After a late night hijinx to behead his father's statue monument turns into a dust-up with some thugs, Britt realizes he's found his calling: To become the city's masked protector. Soon he and Kato are cruising around in a highly modified 1965 Chrysler Imperial decked out with machine guns and missiles they dub Black Beauty.

The big pun of the movie is that Kato is the real muscle and brains of the outfit, but the Green Hornet gets all the attention. Kato is a genius with cars and weapons, and even invents a gas gun for the Hornet that knocks out his opponents. Kato can even take on six bad guys at once with his martial arts prowess, which allows him to see things in slow time.

Britt, of course, still thinks he's the top gun, and takes to dismissing Kato as his henchman or sidekick, leading to inevitable fisticuffs between them.
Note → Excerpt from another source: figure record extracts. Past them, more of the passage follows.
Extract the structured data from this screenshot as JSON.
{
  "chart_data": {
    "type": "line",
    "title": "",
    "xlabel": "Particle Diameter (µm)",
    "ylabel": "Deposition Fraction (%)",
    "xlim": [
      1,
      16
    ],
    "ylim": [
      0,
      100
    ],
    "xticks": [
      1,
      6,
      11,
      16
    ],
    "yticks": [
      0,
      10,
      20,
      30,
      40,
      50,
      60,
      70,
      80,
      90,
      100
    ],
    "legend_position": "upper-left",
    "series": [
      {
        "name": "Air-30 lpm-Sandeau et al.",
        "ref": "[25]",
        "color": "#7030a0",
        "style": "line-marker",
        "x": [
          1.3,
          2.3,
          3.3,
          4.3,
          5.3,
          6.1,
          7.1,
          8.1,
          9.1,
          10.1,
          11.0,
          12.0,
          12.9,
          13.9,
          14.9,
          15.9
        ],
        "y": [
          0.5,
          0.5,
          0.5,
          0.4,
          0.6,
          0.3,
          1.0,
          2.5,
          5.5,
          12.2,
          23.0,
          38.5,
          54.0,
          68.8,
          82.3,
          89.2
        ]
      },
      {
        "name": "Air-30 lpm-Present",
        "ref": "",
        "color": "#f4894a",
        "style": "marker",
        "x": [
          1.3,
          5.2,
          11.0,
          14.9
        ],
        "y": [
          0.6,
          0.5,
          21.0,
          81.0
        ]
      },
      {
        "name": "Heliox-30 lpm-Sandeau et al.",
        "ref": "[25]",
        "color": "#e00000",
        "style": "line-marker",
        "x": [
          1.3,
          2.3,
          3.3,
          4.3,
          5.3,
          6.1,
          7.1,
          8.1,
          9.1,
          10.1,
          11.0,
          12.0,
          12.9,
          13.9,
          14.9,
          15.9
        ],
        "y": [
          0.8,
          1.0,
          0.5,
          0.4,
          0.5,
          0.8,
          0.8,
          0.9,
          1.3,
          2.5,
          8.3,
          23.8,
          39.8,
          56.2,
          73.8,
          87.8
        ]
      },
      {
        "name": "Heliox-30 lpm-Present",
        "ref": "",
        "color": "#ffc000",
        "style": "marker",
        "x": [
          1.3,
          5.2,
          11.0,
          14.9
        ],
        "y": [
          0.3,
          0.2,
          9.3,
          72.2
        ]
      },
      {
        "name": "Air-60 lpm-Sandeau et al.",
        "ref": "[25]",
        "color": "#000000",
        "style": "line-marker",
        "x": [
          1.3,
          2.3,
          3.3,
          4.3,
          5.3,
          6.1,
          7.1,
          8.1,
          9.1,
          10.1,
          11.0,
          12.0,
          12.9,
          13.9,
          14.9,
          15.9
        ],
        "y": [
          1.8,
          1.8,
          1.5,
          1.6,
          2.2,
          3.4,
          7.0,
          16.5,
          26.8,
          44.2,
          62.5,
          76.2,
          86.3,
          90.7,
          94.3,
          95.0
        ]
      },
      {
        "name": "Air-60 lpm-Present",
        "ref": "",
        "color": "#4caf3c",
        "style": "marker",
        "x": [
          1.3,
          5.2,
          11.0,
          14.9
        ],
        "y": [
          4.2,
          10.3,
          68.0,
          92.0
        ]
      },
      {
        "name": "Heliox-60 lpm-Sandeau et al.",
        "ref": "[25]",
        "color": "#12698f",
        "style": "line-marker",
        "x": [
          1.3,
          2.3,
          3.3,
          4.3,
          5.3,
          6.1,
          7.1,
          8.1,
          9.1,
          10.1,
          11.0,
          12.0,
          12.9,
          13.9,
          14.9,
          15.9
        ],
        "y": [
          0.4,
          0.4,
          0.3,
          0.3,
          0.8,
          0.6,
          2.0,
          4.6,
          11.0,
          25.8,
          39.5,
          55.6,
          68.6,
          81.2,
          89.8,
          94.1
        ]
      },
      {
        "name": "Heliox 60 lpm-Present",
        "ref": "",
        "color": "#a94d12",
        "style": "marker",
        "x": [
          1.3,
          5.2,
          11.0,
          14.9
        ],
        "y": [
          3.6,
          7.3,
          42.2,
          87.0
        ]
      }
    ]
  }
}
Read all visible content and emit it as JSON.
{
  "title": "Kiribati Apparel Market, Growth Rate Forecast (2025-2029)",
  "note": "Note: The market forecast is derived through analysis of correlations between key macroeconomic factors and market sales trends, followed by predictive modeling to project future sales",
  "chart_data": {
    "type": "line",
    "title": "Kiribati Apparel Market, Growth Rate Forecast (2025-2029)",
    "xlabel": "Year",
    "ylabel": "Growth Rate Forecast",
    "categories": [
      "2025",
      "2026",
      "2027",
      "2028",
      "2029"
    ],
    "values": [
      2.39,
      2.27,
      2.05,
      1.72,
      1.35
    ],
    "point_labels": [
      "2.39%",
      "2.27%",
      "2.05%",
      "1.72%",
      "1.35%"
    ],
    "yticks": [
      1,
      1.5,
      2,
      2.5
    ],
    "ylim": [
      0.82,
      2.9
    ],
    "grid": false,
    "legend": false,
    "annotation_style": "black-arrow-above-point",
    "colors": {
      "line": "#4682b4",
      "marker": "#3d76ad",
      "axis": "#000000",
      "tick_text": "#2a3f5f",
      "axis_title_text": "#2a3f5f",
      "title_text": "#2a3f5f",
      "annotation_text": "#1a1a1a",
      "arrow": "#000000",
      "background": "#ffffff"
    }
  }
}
Neither has much of a notion how to act like a villain, though, so they recruit help from Britt's hot new secretary Lenore (Cameron Diaz), who works at a temp agency but somehow knows more about journalism than the people working there. Britt and Kato take turns hitting on her, even though she's, like, really old and stuff. (She's 36.)

The heavy is played by Christoph Waltz, fresh of his Oscar win for "Inglourious Basterds." He plays Chudnofsky, head of L.A.'s gangland. Rogen, who co-wrote the screenplay with Evan Goldberg, tries to make a joke out of the fact that Chudnofsky is so dull and un-flashy a villain. (James Franco, in a cameo as another gangster, dubs his fashion sense "disco Santa Claus.").

Later he renames himself Bloodnofsky and takes to wearing red in a lame attempt to dovetail on Green Hornet's sizzle. But it turns out the gag of a bad guy fretting about his lack of charisma quickly turns into a whiny bore.

Also hanging around is Scanlon (David Harbour), the smarmy district attorney who seems overly interested in how the Sentinel is portraying all the violence left in the Hornet's wake. We don't quite know what to make of him, but with his beady eyes and a name like Scanlon, we know it's just a matter of time before something nefarious turns up.

"The Green Hornet" is directed by French filmmaker Michel Gondry, whose work has not impressed me. (He's universally beloved by critics for "Eternal Sunshine of the Spotless Mind," but not by me.) Perhaps he, Rogen and Goldberg think they've made a really smart, hip film that mocks the conventions of the super-hero movie while indulging in them.

But somewhere along the way of trying so hard to be cool, they made the movie they wanted to watch, rather than the one anyone else might want to.